An international team of investigators therefore analysed 12- and 24-month outcomes among patients who started HIV therapy in seven low- and middle-income countries in Africa (Burkina Faso, Cameroon, Ivory Coast, Senegal and Togo) and south-east Asia (Thailand and Vietnam).

Blood samples were taken at routine clinic visits and sent for viral load testing. A viral load above 1000 copies/ml was the threshold for virologic failure. Samples with a viral load above this figure were subjected to genotypic resistance testing.

Viral load for approximately 4000 patients taking first-line theray was sampled between October 2009 and December 2011. Women represented 70% of patients from African countries, whereas men were in the majority in the south-east Asia.

Data on 12-month outcomes were analysed for 2060 patients and 24-month outcomes for 1875 individuals.

Treatment regimens included d4T (stavudine, Zerit) or AZT (zidovudine, Retrovir) with 3TC (lamivudine, Epivir) and either efavirenz (Sustiva or Stocrin) or nevirapine (Viramune). A very small number of patients received tenofovir (Viread), but none were treated with a protease inhibitor.

Overall, 11% of patients experienced virological failure at month 12 and 12% at month 24.

Detailed analysis, however, revealed that outcomes varied significantly between countries.

Very low rates of treatment failure at both month 12 and month 24 (3 to 5%) were observed in Burkina Faso (group A countries). The frequency of treatment failure after one or two years of treatment varied between 9 and 14% in Cameroon, Senegal and Vietnam (group B). In group C countries (Ivory Coast and Togo), between 18 and 20% of patients had a viral load above 1000 copies/ml after twelve months of treatment. This increased to between 14 and 26% at month 24.
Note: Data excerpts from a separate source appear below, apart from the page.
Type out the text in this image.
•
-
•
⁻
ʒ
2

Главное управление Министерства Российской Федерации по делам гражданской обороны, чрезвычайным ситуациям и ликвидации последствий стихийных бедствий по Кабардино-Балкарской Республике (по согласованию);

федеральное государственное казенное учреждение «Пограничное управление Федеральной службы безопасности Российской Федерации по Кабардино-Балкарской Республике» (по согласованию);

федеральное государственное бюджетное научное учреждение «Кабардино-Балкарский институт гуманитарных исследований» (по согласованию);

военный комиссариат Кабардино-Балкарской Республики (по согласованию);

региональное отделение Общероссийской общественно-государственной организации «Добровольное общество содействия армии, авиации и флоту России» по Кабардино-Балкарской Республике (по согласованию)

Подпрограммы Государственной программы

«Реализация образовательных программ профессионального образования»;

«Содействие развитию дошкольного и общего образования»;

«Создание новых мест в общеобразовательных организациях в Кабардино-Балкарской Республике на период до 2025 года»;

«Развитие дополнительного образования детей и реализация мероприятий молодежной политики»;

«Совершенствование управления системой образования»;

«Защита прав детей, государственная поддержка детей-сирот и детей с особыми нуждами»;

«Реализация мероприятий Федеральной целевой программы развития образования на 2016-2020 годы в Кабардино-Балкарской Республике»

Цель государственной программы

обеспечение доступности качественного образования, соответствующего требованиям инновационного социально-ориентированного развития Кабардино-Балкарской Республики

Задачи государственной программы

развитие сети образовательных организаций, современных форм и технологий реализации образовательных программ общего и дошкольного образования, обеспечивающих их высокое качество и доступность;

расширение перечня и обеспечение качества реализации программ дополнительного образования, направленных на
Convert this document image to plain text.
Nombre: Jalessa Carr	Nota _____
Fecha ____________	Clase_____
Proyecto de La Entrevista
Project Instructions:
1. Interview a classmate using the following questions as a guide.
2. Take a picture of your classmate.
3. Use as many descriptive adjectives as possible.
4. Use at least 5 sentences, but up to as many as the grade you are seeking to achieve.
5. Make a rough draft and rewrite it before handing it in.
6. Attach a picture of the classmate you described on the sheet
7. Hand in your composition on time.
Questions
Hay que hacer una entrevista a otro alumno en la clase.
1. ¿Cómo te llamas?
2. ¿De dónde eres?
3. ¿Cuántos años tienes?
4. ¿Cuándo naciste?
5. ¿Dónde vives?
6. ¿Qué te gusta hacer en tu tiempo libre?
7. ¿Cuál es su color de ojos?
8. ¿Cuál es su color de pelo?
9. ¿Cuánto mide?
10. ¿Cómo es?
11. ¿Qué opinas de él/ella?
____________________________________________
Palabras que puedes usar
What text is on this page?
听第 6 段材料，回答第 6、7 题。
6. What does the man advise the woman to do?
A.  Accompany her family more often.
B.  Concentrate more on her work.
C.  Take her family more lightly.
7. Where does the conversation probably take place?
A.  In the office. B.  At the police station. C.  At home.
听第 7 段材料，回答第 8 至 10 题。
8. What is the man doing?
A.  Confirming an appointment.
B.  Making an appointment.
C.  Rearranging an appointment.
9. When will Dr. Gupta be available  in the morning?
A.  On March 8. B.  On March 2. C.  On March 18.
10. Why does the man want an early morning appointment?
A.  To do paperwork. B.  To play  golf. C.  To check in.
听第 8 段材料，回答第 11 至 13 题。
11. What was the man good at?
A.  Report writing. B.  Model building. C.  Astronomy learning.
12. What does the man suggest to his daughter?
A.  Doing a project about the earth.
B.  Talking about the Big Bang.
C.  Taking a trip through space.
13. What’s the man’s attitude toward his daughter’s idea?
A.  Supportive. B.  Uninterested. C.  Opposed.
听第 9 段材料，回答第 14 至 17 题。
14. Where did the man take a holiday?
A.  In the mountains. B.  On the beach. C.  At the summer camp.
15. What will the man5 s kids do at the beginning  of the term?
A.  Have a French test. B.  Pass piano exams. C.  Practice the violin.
Between 10 and 50% of patients had a viral load between 1000 copies/ml and 5000 copies/ml, “indicating that using the current WHO threshold for failure at 5000 copies/ml could lead to significant misclassification of failing patients”.

Almost three-quarters (71%) of patients experiencing failure at month twelve developed strains of drug-resistant virus, and there was an 86% prevalence of drug resistance among patients with virological failure after two years of therapy.

The proportion of patients with two or more resistance mutations varied between 7 and 24%. Most of the mutations concerned the drugs used in first-line therapy, but a few patients developed cross-resistance to similar drugs.

The investigators were encouraged by the low prevalence of resistance observed in group A countries, which they note was “unexpected” and “similar, if not better than those obtained from countries where patients obtain adequate treatment monitoring, including viral load assessment, generally industrialised countries or well monitored cohort studies”.

The authors stress that the differences in outcomes between countries cannot be explained by differences in study populations or HIV treatment regimens. Rather, they suggest, “Other factors should…be considered, and local programme factors or local management of clinics and healthcare centres is most likely associated with the heterogeneity of virological outcomes.” The investigators call for “better programme management and implementation of actions to improve factors as patient adherence, drug stock-outs and lost to follow-up”.

The author of an accompanying editorial does not believe that the high failure rates in observed in some countries can be ascribed to lack of routine viral load monitoring and stresses that the drug-resistance testing is not a feasible option in most resource-limited countries.

“Debate will continue about balancing the cost of drugs, monitoring and heath systems…for countries struggling against poverty and high burdens of HIV,” he concludes.

Reference

Aghokeng AF et al. Extraordinary heterogeneity of virological outcomes in patients receiving HAART and monitored with World Health Organization public health approaches in sub-Saharan Africa and south-east Asia. Clin Infect Dis, online edition, 2013.

Katzenstein DA et al. HIV RNA and genotype in resource limited settings. Can we do better? Clin Infect Dis, online edition, 2013.